Climate trends and behaviour of drought indices based on precipitation and evapotranspiration in Portugal
- 1CEER-Biosystems Engineering, Institute of Agronomy, Technical University of Lisbon, Portugal
- 2Escola Superior Agrária de Santarém, Portugal
Abstract. Distinction between drought and aridity is crucial to understand water scarcity processes. Drought indices are used for drought identification and drought severity characterisation. The Standardised Precipitation Index (SPI) and the Palmer Drought Severity Index (PDSI) are the most known drought indices. In this study, they are compared with the modified PDSI for Mediterranean conditions (MedPDSI) and the Standardised Precipitation Evapotranspiration Index (SPEI). MedPDSI results from the soil water balance of an olive crop, thus real evapotranspiration is considered, while SPEI uses potential (climatic) evapotranspiration. Similarly to the SPI, SPEI can be computed at various time scales. Aiming at understanding possible impacts of climate change, prior to compare the drought indices, a trend analysis relative to precipitation and temperature in 27 weather stations of Portugal was performed for the period 1941 to 2006. A trend for temperature increase was observed for some weather stations and trends for decreasing precipitation in March and increasing in October were also observed for some locations.
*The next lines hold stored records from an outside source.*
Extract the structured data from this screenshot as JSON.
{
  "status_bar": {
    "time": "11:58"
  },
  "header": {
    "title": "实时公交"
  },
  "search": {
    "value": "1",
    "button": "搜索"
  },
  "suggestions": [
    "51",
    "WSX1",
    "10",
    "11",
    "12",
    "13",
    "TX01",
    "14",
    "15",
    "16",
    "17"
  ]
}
Comparisons of the SPI and SPEI at 9- and 12-month time scales, the PDSI and MedPDSI were performed for the same stations and period. SPI and SPEI produce similar results for the same time scales concerning drought occurrence and severity. PDSI and MedPDSI correlate well between them and the same happened for SPI and SPEI. PDSI and MedPDSI identify more severe droughts than SPI or SPEI and identify drought occurrence earlier than these indices. This behaviour is likely to be related with the fact that a water balance is performed with PDSI and MedPDSI, which better approaches the supply-demand balance.